What really drives Eskedar’s passion for the business is a commitment to fair trade. She points out that Ethiopian farmers work hard to produce teff, but often aren’t able to make ends meet because they struggle to get a fair price. “There are women that we know, even within our families, who own small businesses and get pushed out of the market because they can’t compete with big corporations. They lose their livelihood and their income,” says Eskedar. The company works with small, female-owned businesses in Ethiopia, paying a fair price for the product and thereby helping farmers support their families. Eskedar and her cofounders are also very engaged in their Toronto community, working as volunteers with various organizations, including one that sponsors orphans with HIV and AIDS.
“We always talk about how we can offer community support in addition to donating during crises,” says Eskedar.
After struggling with stock and other issues selling their product on Amazon, Eskedar looked into Digital Main Street’s ShopHERE program powered by Google. She found a lot of helpful support and guidance from Shopify, where coordinators set up their online store for free. “Shopify has been great,” says Eskedar. “Every time I’ve had a question or needed help solving an issue, they’ve been available.”

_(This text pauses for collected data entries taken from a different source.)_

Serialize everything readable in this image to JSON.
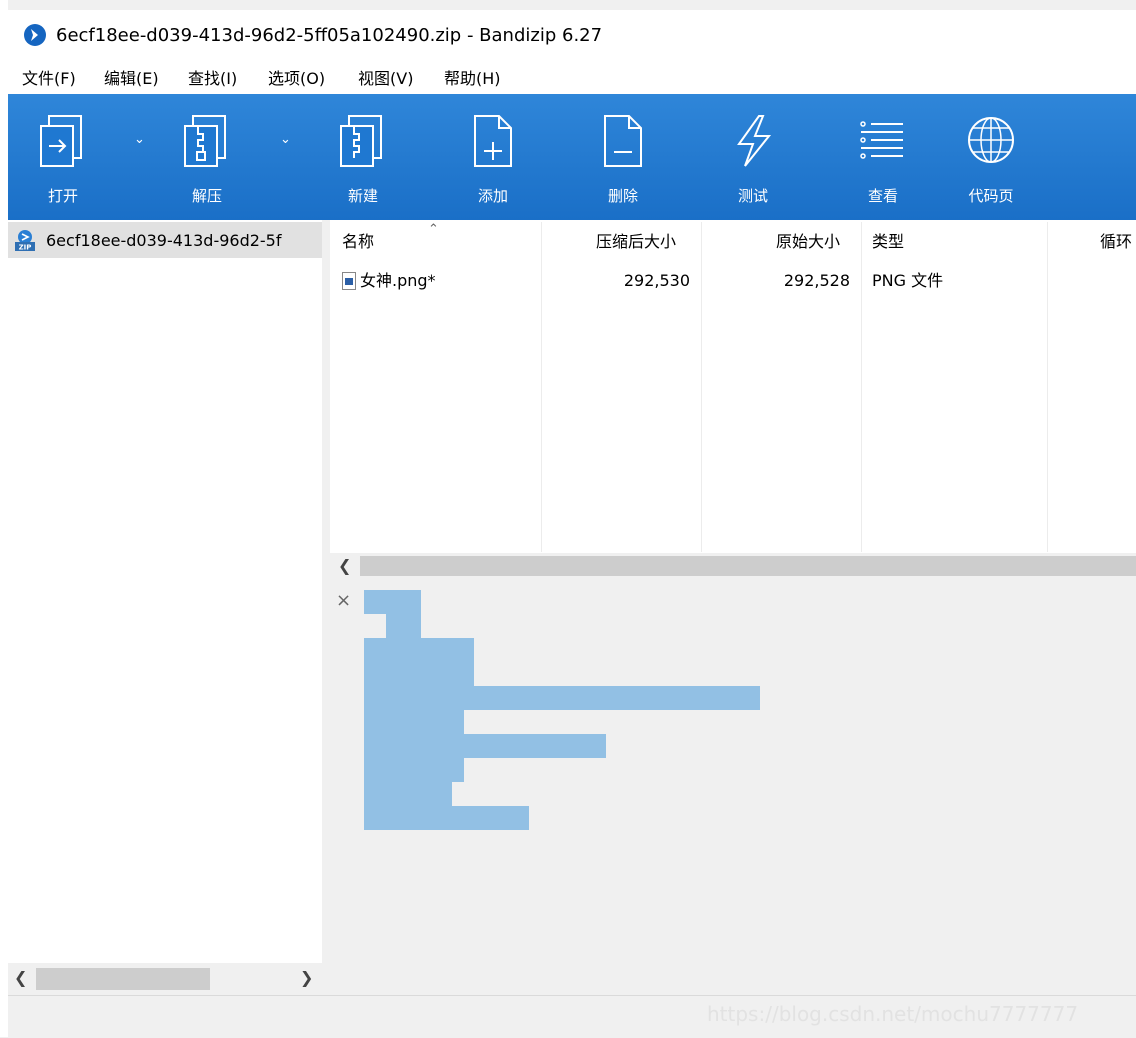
{
  "window": {
    "title": "6ecf18ee-d039-413d-96d2-5ff05a102490.zip - Bandizip 6.27"
  },
  "menu": [
    "文件(F)",
    "编辑(E)",
    "查找(I)",
    "选项(O)",
    "视图(V)",
    "帮助(H)"
  ],
  "toolbar": {
    "open": "打开",
    "extract": "解压",
    "new": "新建",
    "add": "添加",
    "delete": "删除",
    "test": "测试",
    "view": "查看",
    "codepage": "代码页"
  },
  "tree": {
    "root_label": "6ecf18ee-d039-413d-96d2-5f"
  },
  "list": {
    "columns": [
      "名称",
      "压缩后大小",
      "原始大小",
      "类型",
      "循环"
    ],
    "rows": [
      {
        "name": "女神.png*",
        "packed": "292,530",
        "size": "292,528",
        "type": "PNG 文件"
      }
    ]
  },
  "preview": {
    "close": "×"
  },
  "status": {
    "watermark": "https://blog.csdn.net/mochu7777777"
  },
  "colors": {
    "toolbar": "#1f78d1",
    "preview_fill": "#92c0e4"
  }
}
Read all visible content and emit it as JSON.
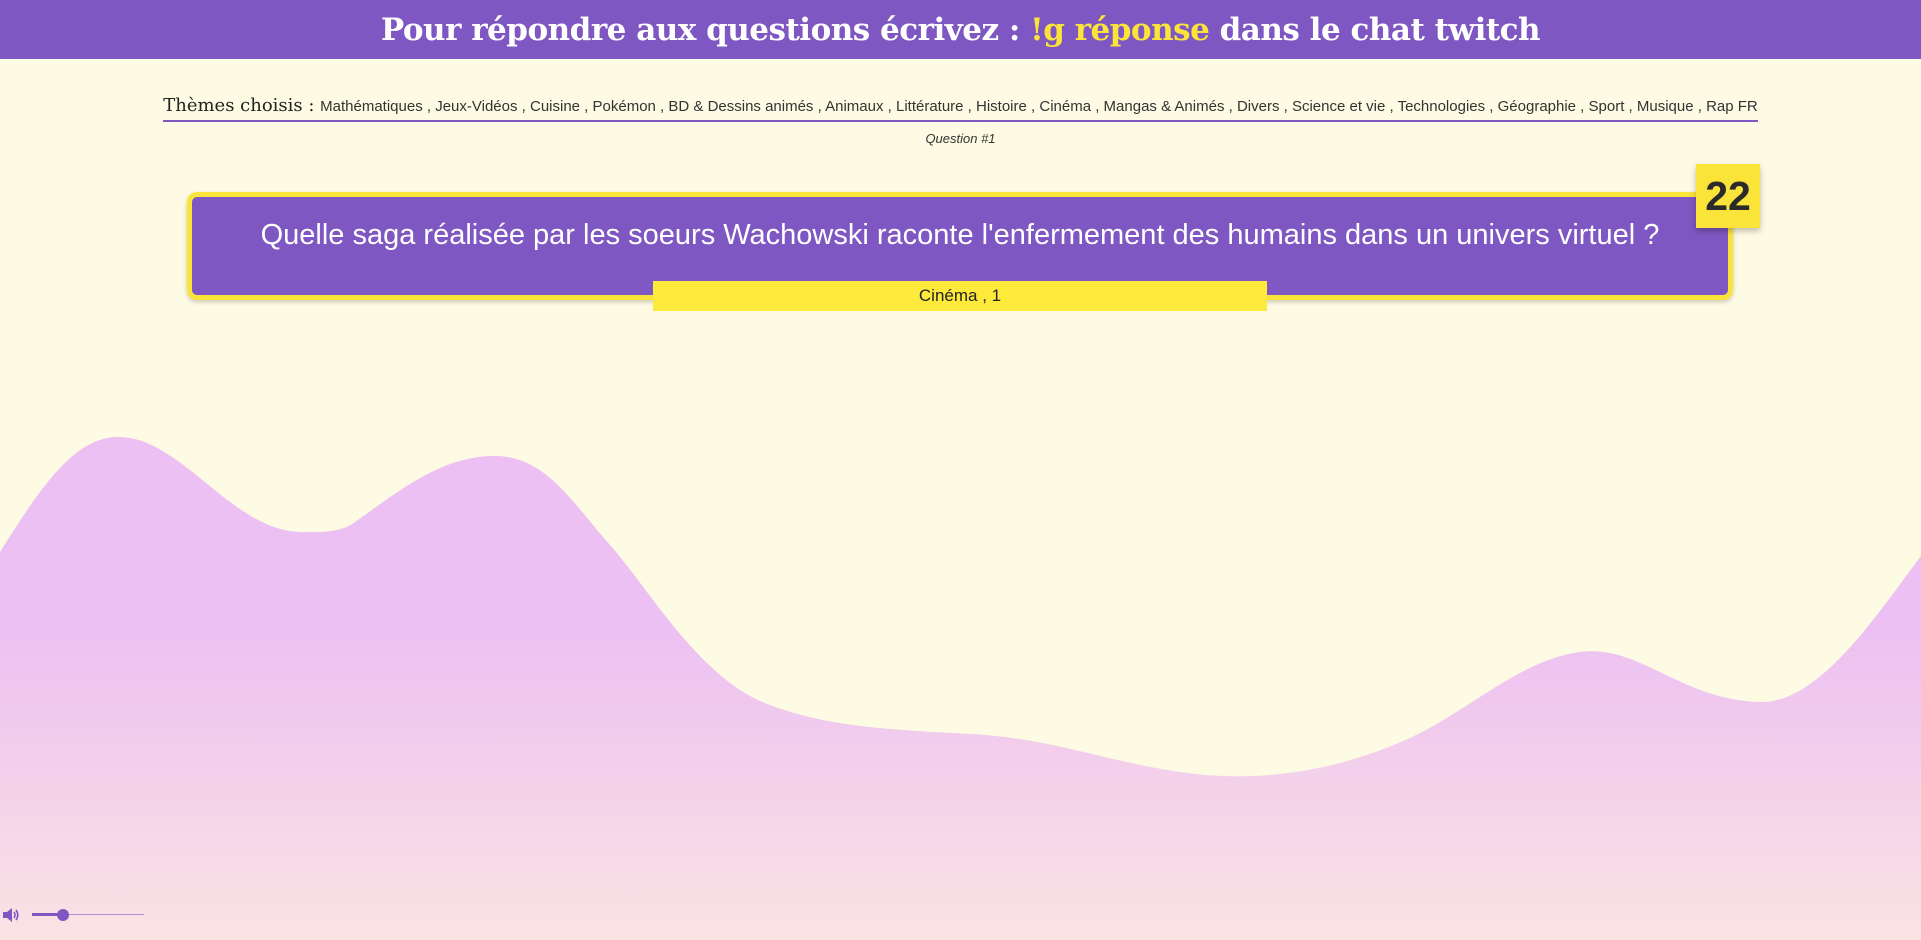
{
  "header": {
    "prefix": "Pour répondre aux questions écrivez : ",
    "command": "!g réponse",
    "suffix": " dans le chat twitch"
  },
  "themes": {
    "label": "Thèmes choisis : ",
    "list": "Mathématiques , Jeux-Vidéos , Cuisine , Pokémon , BD & Dessins animés , Animaux , Littérature , Histoire , Cinéma , Mangas & Animés , Divers , Science et vie , Technologies , Géographie , Sport , Musique , Rap FR"
  },
  "question": {
    "number_label": "Question #1",
    "text": "Quelle saga réalisée par les soeurs Wachowski raconte l'enfermement des humains dans un univers virtuel ?",
    "timer": "22",
    "category": "Cinéma , 1"
  },
  "volume": {
    "level": 0.28,
    "icon": "speaker-icon"
  },
  "colors": {
    "accent": "#7e57c2",
    "highlight": "#fbe43a",
    "background": "#fdfbe3",
    "wave_top": "#ecc0f2",
    "wave_bottom": "#fbe3e3"
  }
}
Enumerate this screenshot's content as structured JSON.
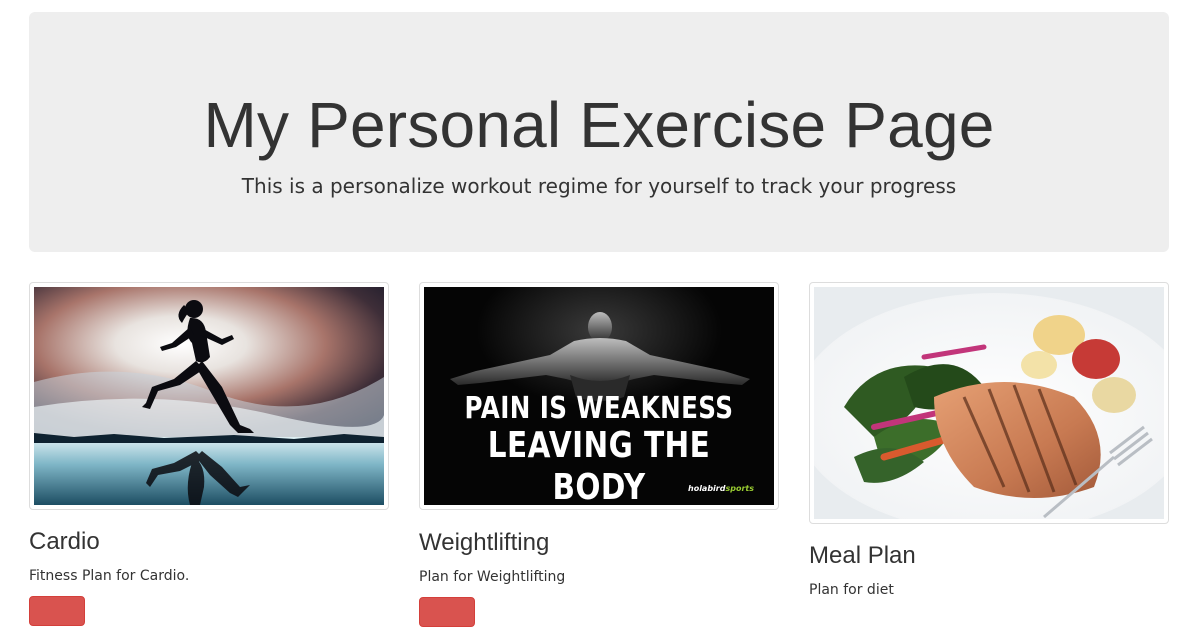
{
  "jumbotron": {
    "title": "My Personal Exercise Page",
    "subtitle": "This is a personalize workout regime for yourself to track your progress"
  },
  "cards": [
    {
      "title": "Cardio",
      "description": "Fitness Plan for Cardio.",
      "image_icon": "running-woman-silhouette-image"
    },
    {
      "title": "Weightlifting",
      "description": "Plan for Weightlifting",
      "image_icon": "motivational-poster-image",
      "poster_line1": "PAIN IS WEAKNESS",
      "poster_line2": "LEAVING THE BODY",
      "poster_brand_a": "holabird",
      "poster_brand_b": "sports"
    },
    {
      "title": "Meal Plan",
      "description": "Plan for diet",
      "image_icon": "salmon-meal-plate-image"
    }
  ],
  "colors": {
    "jumbotron_bg": "#eeeeee",
    "text": "#333333",
    "button_danger": "#d9534f",
    "thumbnail_border": "#dddddd"
  }
}
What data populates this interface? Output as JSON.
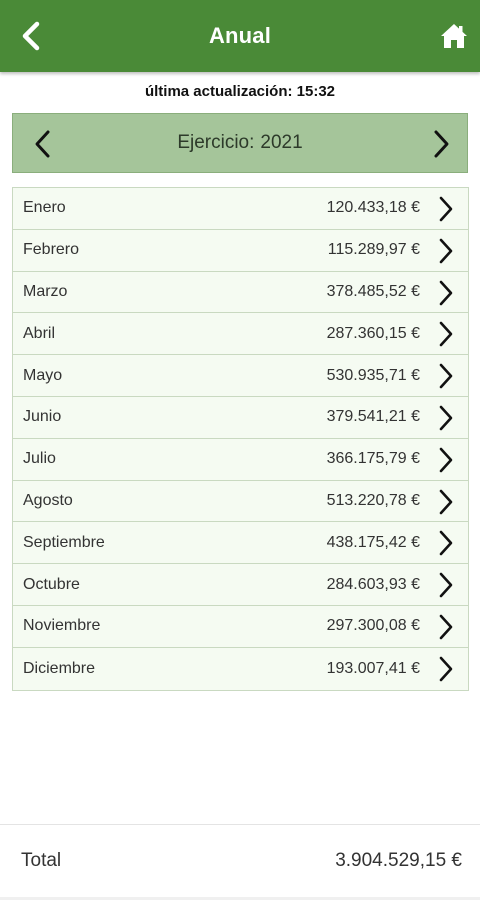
{
  "header": {
    "title": "Anual",
    "back_icon": "chevron-left-icon",
    "home_icon": "home-icon",
    "color": "#4a8a37"
  },
  "last_updated": "última actualización: 15:32",
  "year_selector": {
    "label": "Ejercicio:",
    "year": "2021",
    "prev_icon": "chevron-left-icon",
    "next_icon": "chevron-right-icon",
    "color": "#a5c59a"
  },
  "months": [
    {
      "name": "Enero",
      "amount": "120.433,18 €"
    },
    {
      "name": "Febrero",
      "amount": "115.289,97 €"
    },
    {
      "name": "Marzo",
      "amount": "378.485,52 €"
    },
    {
      "name": "Abril",
      "amount": "287.360,15 €"
    },
    {
      "name": "Mayo",
      "amount": "530.935,71 €"
    },
    {
      "name": "Junio",
      "amount": "379.541,21 €"
    },
    {
      "name": "Julio",
      "amount": "366.175,79 €"
    },
    {
      "name": "Agosto",
      "amount": "513.220,78 €"
    },
    {
      "name": "Septiembre",
      "amount": "438.175,42 €"
    },
    {
      "name": "Octubre",
      "amount": "284.603,93 €"
    },
    {
      "name": "Noviembre",
      "amount": "297.300,08 €"
    },
    {
      "name": "Diciembre",
      "amount": "193.007,41 €"
    }
  ],
  "total": {
    "label": "Total",
    "value": "3.904.529,15 €"
  }
}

Since the Shopify site launched in May, Eskedar has been focusing on social media marketing on Instagram and Facebook with lessons learned through her ShopHERE training. She recently attended two marketing webinars through the program to help Ethio Organics amp up its advertising.
Eventually, Eskedar says, Ethio Organics plans to also start selling coffee, too — another staple of Ethiopian culture. She acknowledges that the coffee business is competitive, but their hope is to import premium grade coffee via fair trade to further help support farmers in Ethiopia. In the meantime, Eskedar and her cofounders are approaching grocery stores and health food stores to grow their customer base and expose more people to the many benefits of teff.